A eleição de Bruno de Carvalho

23 de Março de 2013. Os resultados parciais das eleições no Sporting Clube de Portugal foram conhecidos por volta das duas horas da manhã (do dia seguinte), e divulgados  por Eduardo Barroso, presidente da Mesa da Assembleia-Geral.

Os resultados eram ainda provisórios porque, a juntar aos votos presenciais, foram considerados apenas os votos por correspondência enviados até sexta-feira. A contagem definitiva seria feita na terça-feira seguinte mas nada mudou. Já não havia volta a dar, Bruno de Carvalho já ganhara!

O novo presidente liderava a votação para o Conselho Diretivo com 45.327 votos, o que equivalia a 53,66 % dos votos e ainda 8.944 sócios votantes, o que correspondia a 59,54 %.

José Couceiro, candidato da Lista C, recebeu 38.327 votos, que correspondiam a 45,35 % e a 5.928 sócios (39, 46 %).

Quanto a Carlos Severino, da Lista A, recebeu 863 votos, que correspondiam a 1,02 % e 150 sócios votantes (1 %).

Na Assembleia-Geral, a liderança também era da Lista B, de Jaime Marta Soares, com 56,05% dos votos (39.105 votos). A lista C, de Tito Fontes, reunia 44, 46% dos votos (36186 votos) e a Lista A, de Carlos Teixeira, 5, 3% (4123 votos).

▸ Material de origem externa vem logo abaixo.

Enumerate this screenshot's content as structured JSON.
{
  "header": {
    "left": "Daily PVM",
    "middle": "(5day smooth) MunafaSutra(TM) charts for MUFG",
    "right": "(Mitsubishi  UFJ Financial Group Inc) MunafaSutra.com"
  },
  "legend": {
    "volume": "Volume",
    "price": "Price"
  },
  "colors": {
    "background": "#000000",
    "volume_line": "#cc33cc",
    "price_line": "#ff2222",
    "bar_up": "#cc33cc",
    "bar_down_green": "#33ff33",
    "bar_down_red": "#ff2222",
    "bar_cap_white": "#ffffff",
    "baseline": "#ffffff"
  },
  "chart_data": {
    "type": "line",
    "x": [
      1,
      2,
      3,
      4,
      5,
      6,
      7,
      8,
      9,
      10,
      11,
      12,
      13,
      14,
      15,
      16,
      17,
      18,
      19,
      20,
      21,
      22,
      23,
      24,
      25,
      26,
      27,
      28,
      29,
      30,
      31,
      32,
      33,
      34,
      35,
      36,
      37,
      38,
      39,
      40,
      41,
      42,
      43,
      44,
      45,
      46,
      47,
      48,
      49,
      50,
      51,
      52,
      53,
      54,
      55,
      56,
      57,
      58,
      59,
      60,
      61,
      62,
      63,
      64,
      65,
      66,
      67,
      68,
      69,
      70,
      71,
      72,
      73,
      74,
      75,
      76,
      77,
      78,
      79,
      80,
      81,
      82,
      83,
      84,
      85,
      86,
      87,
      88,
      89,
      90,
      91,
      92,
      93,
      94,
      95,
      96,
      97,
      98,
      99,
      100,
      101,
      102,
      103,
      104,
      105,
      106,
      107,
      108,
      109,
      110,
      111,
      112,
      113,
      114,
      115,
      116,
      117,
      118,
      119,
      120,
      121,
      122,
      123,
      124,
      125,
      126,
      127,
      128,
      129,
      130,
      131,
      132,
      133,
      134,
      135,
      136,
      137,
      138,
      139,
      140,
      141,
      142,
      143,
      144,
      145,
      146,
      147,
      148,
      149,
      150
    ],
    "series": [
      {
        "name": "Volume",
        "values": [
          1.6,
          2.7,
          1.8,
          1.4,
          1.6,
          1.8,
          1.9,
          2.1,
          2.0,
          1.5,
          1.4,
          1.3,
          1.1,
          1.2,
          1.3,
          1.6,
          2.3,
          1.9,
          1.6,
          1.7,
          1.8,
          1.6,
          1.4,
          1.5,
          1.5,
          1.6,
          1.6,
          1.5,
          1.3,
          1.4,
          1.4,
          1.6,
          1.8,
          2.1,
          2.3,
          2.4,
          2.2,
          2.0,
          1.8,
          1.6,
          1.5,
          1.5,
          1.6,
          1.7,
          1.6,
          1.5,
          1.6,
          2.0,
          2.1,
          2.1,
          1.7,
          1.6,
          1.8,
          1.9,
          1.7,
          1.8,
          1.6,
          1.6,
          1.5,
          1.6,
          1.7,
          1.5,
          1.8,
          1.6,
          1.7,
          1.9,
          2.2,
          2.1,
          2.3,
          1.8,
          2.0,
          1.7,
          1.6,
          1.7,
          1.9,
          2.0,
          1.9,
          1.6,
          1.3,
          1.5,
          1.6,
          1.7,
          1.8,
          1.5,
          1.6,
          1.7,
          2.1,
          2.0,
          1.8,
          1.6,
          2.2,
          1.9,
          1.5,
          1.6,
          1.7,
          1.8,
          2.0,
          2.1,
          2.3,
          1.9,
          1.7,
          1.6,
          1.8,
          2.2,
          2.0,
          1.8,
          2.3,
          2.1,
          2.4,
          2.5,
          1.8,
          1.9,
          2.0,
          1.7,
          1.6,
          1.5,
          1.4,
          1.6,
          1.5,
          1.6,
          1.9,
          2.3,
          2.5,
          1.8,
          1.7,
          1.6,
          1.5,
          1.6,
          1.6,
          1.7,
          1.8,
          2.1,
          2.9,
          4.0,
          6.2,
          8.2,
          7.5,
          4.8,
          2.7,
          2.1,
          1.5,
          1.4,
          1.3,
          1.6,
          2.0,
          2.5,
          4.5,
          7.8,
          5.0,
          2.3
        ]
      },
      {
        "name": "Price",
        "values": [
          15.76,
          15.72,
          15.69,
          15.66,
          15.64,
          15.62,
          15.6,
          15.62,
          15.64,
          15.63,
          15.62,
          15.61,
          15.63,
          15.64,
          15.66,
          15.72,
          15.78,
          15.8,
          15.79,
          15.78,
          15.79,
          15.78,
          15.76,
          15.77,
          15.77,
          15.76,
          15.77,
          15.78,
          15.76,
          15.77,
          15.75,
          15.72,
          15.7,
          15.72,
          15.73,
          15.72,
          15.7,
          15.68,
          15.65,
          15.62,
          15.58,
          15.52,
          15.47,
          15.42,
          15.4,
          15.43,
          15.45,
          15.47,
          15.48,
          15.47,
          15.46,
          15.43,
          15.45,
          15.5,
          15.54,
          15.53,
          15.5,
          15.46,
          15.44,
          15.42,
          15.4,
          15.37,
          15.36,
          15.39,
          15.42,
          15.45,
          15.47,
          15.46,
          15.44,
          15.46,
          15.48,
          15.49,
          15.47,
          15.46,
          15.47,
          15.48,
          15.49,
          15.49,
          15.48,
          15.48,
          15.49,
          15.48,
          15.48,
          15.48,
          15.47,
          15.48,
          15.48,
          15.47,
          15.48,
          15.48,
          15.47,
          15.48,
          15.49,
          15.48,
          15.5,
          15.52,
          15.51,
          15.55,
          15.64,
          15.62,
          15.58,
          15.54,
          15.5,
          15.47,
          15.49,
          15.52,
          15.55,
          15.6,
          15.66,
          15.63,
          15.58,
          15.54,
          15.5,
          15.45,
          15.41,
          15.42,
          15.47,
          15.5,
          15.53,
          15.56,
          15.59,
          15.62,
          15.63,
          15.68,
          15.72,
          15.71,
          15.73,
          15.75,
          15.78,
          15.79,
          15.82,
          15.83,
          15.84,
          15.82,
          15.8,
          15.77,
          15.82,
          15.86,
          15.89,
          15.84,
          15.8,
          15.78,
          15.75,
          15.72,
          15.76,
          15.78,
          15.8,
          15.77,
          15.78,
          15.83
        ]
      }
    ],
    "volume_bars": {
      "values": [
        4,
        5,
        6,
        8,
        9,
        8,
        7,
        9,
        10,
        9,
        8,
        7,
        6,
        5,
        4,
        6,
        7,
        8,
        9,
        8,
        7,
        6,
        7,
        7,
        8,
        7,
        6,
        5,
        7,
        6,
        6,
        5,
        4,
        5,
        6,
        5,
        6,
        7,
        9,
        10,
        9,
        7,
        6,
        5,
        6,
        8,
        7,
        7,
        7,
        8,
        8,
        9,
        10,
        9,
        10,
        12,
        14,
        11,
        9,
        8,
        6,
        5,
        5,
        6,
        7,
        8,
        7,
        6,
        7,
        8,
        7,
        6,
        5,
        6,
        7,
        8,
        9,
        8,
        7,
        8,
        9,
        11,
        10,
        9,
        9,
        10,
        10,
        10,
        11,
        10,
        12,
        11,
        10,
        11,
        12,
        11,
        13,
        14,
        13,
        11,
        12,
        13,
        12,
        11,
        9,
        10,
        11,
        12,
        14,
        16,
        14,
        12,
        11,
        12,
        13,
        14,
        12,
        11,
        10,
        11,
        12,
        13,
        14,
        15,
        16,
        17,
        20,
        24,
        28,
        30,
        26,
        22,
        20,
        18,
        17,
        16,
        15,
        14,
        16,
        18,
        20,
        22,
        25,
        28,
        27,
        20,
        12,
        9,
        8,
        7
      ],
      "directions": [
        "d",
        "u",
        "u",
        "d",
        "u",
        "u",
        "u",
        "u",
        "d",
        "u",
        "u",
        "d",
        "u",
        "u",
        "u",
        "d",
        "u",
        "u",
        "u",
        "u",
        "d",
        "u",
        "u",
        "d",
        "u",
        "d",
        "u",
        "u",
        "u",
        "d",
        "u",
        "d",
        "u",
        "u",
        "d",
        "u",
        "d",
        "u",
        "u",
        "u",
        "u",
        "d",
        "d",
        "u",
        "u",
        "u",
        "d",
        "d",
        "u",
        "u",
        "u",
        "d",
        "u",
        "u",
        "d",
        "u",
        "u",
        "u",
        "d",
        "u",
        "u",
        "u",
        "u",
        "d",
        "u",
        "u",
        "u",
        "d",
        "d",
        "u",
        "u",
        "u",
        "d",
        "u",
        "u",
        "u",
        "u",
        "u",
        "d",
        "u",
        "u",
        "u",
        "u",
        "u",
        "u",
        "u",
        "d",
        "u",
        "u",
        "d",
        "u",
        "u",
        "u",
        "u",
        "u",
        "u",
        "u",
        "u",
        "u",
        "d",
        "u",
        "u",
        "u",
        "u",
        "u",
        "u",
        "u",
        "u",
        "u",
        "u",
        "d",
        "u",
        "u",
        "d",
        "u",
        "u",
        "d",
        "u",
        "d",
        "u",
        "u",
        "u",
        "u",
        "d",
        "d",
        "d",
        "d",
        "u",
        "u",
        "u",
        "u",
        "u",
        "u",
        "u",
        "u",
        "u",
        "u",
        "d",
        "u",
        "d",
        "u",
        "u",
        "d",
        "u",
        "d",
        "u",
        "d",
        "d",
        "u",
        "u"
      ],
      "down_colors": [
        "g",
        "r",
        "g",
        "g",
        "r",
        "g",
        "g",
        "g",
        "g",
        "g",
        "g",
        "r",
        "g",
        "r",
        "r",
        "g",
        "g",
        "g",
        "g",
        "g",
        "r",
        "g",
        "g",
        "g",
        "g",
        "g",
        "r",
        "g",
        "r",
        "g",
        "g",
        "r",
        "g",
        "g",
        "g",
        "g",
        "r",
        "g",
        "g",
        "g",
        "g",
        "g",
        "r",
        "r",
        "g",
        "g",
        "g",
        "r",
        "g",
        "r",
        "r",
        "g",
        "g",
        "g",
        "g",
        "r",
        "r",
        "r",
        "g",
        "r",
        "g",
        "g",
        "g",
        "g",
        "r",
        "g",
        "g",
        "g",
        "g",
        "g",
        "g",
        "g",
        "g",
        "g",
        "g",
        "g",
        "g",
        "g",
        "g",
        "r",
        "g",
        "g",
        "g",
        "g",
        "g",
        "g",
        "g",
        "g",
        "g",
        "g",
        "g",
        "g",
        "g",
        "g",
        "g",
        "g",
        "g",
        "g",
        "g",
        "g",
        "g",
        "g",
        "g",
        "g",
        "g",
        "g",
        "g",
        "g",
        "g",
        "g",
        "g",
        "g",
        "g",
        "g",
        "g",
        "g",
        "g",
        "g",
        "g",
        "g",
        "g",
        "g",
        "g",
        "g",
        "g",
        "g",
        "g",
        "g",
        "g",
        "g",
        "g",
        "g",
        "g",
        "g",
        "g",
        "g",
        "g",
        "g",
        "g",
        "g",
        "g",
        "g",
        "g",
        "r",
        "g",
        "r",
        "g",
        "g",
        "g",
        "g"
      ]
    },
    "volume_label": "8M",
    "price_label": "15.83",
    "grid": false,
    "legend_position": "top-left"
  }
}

Quanto ao Conselho Fiscal e Independente, nova liderança da Lista B, de Jorge Bacelar Gouveia, com 43, 73% (36.218 votos). A Lista C, de Nuno Marques, tinha 35, 18% (29.104 votos), a Lista A, de António Lucas, 12,12% (312 sócios)e a Lista D (Independente) de Vicente Caldeira Pires, reuniu 18,89% das preferências.

Começava aí uma nova era no Sporting. As máximas prometidas por Bruno de Carvalho eram competência, rigor e inteligência. Augusto Inácio (que se manteria a treinar o Moreirense até final da época) e Virgílio Lopes foram os escolhidos como “braços-direitos” para o futebol (no qual continuou com Jesualdo Ferreira como treinador até ao final da época, que estava a ser “negra” – anunciando depois Leonardo Jardim para a nova temporada).

Os primeiros anos de Bruno de Carvalho foram um longo “arrumar de casa”, mudando pessoas e mentalidades. Com uma clara estratégia de impôr o Sporting para o lugar de liderança no desporto nacional, Bruno de Carvalho não se coibiu de afrontar os adversários diretos e as instâncias superiores, sempre numa defesa acérrima do clube. Em termos financeiros o clube começava a entrar num patamar organizacional talvez nunca visto.

Ao mesmo tempo Bruno de Carvalho cometeu erros, alguns dos quais não teve ou não tem tido problemas em reconhecer. A formação (futebol) do clube teve um período de queda de qualidade devido ao facto de (muitos o apontam) terem sido afastados técnicos competentes e escolhidos outros sem capacidades para este tipo de trabalho – entretanto foram havendo importantes correções neste campo. Por outro lado uma enorme exposição mediática também aconteceu com resultados, em alguns casos, discutíveis.

Em suma, notou-se uma mudança grande em quase todos os setores do clube e o saldo é claramente positivo em relação aos seus antecessores – como da noite para o dia! mas faltam os títulos no futebol (em 4 anos apenas 1 Taça de Portugal e 1 Supertaça).